Most patients have pre-op CT scans; 88 percent have no invasive preoperative staging
FRIDAY, July 31, 2015 (HealthDay News) — For suspected lung cancer patients, the thoroughness, accuracy, and timeliness of preoperative evaluation could be improved, according to research published online July 30 in the Annals of Thoracic Surgery.
Nicholas Faris, M.Div., from the University of Memphis in Tennessee, and colleagues conducted a retrospective review of clinical records to examine the presurgical evaluation of suspected lung cancer patients. Data were included for 614 recipients of lung resection at two institutions. Patients were classified into five “nodal points”: lesion detection, diagnostic biopsy, radiologic staging, invasive staging, and treatment.

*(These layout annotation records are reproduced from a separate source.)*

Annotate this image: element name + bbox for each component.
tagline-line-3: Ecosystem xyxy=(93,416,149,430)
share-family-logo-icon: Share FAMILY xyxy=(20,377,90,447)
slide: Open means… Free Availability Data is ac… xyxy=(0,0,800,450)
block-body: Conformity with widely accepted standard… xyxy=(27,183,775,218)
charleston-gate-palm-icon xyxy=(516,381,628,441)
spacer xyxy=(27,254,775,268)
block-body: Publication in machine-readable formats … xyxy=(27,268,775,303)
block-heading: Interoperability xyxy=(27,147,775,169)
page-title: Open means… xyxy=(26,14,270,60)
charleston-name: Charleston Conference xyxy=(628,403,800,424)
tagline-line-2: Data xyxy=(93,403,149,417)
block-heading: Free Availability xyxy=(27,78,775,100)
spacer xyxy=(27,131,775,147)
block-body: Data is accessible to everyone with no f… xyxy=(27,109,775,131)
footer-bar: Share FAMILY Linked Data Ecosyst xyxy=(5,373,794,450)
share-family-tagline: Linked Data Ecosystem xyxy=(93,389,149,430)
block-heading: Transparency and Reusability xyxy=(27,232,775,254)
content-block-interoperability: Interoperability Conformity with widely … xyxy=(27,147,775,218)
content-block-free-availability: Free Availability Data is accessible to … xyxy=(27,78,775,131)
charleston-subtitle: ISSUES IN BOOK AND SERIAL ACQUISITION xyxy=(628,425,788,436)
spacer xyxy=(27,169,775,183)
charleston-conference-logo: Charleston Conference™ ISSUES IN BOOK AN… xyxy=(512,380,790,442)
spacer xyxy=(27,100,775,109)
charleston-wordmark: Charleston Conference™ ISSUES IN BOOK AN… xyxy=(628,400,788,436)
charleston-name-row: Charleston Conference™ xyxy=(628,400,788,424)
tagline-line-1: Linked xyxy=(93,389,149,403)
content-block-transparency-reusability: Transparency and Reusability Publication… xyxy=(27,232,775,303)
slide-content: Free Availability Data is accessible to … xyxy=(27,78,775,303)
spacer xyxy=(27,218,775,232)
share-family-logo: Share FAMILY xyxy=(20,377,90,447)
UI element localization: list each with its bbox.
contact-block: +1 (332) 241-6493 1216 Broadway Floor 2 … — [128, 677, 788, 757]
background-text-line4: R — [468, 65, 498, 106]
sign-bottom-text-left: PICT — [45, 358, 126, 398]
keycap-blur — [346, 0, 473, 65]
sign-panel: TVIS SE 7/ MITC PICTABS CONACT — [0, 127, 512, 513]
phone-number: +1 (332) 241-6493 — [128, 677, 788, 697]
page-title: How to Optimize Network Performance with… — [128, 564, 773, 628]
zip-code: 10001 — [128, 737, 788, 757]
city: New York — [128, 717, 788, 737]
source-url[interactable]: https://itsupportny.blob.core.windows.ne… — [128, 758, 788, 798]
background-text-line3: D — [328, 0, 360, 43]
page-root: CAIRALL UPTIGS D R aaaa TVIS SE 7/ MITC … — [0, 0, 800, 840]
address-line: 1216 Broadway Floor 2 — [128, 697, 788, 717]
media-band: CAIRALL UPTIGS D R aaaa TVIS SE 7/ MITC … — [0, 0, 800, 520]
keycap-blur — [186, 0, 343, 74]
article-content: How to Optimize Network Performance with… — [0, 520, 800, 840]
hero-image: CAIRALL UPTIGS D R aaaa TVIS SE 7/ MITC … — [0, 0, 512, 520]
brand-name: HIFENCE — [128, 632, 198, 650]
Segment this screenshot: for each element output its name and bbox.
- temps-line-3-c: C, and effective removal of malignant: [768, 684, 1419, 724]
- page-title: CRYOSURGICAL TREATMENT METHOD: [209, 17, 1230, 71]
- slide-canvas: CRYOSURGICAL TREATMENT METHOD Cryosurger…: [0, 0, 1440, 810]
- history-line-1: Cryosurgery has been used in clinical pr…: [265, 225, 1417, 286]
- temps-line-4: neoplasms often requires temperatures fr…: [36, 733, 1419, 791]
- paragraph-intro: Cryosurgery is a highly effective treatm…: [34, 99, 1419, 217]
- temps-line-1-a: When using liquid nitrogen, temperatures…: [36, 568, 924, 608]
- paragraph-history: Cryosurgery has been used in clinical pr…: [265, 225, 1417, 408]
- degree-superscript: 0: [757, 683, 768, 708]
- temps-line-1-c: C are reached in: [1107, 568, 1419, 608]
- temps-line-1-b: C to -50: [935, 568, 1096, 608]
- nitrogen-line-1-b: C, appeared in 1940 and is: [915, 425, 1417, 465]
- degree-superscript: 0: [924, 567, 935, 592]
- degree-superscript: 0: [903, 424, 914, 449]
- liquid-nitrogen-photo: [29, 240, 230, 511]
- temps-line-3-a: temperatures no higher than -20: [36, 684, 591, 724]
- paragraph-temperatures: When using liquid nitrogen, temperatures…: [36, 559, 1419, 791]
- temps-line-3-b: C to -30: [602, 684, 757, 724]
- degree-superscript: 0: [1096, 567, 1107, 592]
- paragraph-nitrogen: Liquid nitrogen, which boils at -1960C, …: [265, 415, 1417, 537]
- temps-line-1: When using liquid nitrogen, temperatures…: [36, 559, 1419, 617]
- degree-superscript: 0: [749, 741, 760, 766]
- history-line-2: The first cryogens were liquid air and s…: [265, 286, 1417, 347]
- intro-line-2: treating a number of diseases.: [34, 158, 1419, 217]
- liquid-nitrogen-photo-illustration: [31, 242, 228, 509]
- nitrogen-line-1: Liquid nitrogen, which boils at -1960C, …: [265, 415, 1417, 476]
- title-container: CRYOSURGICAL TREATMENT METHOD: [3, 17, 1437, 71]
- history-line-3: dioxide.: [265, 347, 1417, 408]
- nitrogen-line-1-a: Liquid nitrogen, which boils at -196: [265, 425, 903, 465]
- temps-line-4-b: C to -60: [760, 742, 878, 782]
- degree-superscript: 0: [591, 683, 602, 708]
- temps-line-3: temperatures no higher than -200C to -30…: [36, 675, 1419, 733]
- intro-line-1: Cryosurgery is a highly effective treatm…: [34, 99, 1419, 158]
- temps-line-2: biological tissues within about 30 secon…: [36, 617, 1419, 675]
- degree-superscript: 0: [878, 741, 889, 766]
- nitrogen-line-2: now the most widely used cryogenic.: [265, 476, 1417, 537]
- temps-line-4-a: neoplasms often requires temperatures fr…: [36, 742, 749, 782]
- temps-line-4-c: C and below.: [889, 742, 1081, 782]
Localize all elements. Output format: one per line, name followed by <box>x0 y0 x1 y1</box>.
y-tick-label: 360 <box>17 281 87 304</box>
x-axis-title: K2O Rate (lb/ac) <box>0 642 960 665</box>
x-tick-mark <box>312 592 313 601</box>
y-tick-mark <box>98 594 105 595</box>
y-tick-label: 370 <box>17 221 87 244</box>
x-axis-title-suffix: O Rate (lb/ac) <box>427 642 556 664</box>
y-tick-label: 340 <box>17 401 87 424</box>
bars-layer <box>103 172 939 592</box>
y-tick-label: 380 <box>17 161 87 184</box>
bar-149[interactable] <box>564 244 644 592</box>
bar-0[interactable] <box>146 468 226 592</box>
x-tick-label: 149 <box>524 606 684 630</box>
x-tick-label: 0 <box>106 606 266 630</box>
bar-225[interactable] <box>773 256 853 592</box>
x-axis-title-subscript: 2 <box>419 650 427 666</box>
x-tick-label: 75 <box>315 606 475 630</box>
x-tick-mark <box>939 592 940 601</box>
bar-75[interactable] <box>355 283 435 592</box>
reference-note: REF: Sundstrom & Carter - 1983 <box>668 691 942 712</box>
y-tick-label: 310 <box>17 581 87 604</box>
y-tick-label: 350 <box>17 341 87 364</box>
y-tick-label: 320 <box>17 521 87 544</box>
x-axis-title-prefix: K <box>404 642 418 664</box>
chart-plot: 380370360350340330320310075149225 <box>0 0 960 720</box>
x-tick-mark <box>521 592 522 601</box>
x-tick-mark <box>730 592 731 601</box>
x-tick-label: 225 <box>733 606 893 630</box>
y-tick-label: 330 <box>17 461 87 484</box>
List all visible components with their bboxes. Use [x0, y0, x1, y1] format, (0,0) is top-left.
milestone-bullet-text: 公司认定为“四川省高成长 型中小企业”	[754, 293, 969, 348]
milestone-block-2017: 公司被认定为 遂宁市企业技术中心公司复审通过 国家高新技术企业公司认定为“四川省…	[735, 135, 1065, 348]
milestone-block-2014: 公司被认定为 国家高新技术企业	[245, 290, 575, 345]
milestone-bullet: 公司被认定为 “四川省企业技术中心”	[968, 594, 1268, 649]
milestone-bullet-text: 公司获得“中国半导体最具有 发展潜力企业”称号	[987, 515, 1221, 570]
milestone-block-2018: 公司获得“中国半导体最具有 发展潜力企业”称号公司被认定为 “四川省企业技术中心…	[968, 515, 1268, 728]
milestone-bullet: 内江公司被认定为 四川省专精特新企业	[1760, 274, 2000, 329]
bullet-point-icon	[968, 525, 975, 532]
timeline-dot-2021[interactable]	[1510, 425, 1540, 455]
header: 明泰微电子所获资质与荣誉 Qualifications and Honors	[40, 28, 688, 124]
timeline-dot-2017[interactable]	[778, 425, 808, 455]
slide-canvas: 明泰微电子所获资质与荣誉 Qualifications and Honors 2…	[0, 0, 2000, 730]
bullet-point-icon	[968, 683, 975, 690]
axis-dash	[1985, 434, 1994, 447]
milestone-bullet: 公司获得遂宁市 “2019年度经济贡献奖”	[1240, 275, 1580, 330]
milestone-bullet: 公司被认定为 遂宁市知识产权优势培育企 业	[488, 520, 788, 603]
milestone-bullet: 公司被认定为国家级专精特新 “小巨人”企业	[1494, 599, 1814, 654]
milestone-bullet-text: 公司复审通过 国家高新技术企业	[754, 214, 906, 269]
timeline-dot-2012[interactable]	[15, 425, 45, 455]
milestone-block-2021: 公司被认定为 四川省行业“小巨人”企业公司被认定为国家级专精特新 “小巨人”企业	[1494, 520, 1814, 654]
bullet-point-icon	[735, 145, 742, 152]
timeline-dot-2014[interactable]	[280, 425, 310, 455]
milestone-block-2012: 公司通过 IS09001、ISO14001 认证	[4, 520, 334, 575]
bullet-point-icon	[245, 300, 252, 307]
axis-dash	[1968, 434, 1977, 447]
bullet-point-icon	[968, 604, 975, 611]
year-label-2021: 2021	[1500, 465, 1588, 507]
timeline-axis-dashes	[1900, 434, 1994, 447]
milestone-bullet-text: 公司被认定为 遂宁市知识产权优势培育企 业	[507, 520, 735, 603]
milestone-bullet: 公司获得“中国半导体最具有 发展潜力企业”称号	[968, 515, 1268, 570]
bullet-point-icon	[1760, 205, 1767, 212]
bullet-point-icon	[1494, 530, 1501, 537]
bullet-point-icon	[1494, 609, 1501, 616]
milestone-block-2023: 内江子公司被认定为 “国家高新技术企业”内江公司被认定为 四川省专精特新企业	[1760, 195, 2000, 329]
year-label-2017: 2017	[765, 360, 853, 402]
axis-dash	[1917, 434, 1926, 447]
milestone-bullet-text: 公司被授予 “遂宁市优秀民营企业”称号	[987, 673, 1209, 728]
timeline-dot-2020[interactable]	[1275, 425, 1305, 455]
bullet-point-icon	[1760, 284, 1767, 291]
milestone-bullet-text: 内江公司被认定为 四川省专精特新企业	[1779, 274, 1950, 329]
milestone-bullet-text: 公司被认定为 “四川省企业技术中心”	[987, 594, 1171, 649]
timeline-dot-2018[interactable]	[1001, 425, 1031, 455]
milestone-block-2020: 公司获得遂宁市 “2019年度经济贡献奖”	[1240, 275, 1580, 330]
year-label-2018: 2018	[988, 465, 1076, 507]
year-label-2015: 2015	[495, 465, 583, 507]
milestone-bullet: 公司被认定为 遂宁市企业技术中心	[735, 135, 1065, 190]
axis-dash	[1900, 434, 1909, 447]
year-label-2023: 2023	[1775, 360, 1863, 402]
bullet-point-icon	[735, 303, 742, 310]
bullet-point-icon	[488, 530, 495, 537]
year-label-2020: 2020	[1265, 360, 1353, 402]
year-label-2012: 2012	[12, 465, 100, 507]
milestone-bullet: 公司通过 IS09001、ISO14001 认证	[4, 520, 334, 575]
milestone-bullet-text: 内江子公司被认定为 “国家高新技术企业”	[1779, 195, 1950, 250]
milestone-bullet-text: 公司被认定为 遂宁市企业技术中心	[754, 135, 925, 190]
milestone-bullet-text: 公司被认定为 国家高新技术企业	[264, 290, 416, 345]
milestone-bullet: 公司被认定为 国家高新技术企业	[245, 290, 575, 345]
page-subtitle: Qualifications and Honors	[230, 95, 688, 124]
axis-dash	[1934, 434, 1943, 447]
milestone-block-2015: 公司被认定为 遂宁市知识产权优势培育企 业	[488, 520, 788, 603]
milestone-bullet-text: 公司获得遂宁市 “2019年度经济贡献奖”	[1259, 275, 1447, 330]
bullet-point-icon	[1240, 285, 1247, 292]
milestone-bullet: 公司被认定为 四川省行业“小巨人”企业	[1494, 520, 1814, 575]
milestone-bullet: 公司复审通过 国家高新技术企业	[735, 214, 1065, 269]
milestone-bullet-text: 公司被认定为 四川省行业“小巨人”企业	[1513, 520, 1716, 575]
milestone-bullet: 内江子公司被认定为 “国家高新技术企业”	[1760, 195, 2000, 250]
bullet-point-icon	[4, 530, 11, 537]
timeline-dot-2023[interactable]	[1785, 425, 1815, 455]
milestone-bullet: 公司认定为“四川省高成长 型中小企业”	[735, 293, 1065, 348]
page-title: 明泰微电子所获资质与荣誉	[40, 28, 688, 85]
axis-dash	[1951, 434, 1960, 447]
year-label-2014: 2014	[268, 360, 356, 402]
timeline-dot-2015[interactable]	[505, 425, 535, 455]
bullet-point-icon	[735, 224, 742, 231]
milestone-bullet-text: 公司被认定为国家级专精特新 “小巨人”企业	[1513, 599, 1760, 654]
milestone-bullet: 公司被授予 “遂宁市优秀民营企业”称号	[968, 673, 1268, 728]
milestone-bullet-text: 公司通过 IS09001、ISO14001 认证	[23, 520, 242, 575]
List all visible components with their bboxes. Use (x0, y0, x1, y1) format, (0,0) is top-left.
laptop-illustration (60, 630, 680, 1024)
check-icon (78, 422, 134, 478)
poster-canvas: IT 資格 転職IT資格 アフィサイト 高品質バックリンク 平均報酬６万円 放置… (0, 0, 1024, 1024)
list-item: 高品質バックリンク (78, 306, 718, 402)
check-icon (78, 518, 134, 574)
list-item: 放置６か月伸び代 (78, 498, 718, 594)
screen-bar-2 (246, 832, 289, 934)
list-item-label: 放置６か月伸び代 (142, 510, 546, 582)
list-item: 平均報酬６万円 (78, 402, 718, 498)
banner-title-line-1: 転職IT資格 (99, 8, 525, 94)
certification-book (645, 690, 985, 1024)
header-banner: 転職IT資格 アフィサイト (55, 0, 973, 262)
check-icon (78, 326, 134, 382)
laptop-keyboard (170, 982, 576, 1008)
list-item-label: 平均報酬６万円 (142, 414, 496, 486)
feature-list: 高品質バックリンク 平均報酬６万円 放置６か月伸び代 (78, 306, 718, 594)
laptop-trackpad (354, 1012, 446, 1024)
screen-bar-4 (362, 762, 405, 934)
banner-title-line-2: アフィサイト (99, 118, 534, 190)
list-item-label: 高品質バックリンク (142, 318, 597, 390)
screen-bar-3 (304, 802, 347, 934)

The researchers found that 92 percent of patients had lung cancer, 5 percent had a non-lung primary tumor, and 3 percent had a benign lesion. Most patients (98 percent) had preoperative computed tomography (CT) scans, while 27, 22, and 88 percent, respectively, had no preoperative diagnostic procedure, no preoperative positron emission tomography (PET)/CT scans, and no invasive preoperative staging. Only 10 percent had CT, PET/CT, and invasive staging. Of patients with an invasive staging test, 21 percent had mediastinal nodal metastasis at resection. The median duration was 84 days from initial lesion identification to resection, 28 days from lesion identification to diagnostic biopsy, and 40 days from diagnostic biopsy to surgery.
“There is opportunity for improvement in the thoroughness, accuracy, and timeliness of preoperative evaluation of suspected lung cancer patients in this community cohort,” the authors write.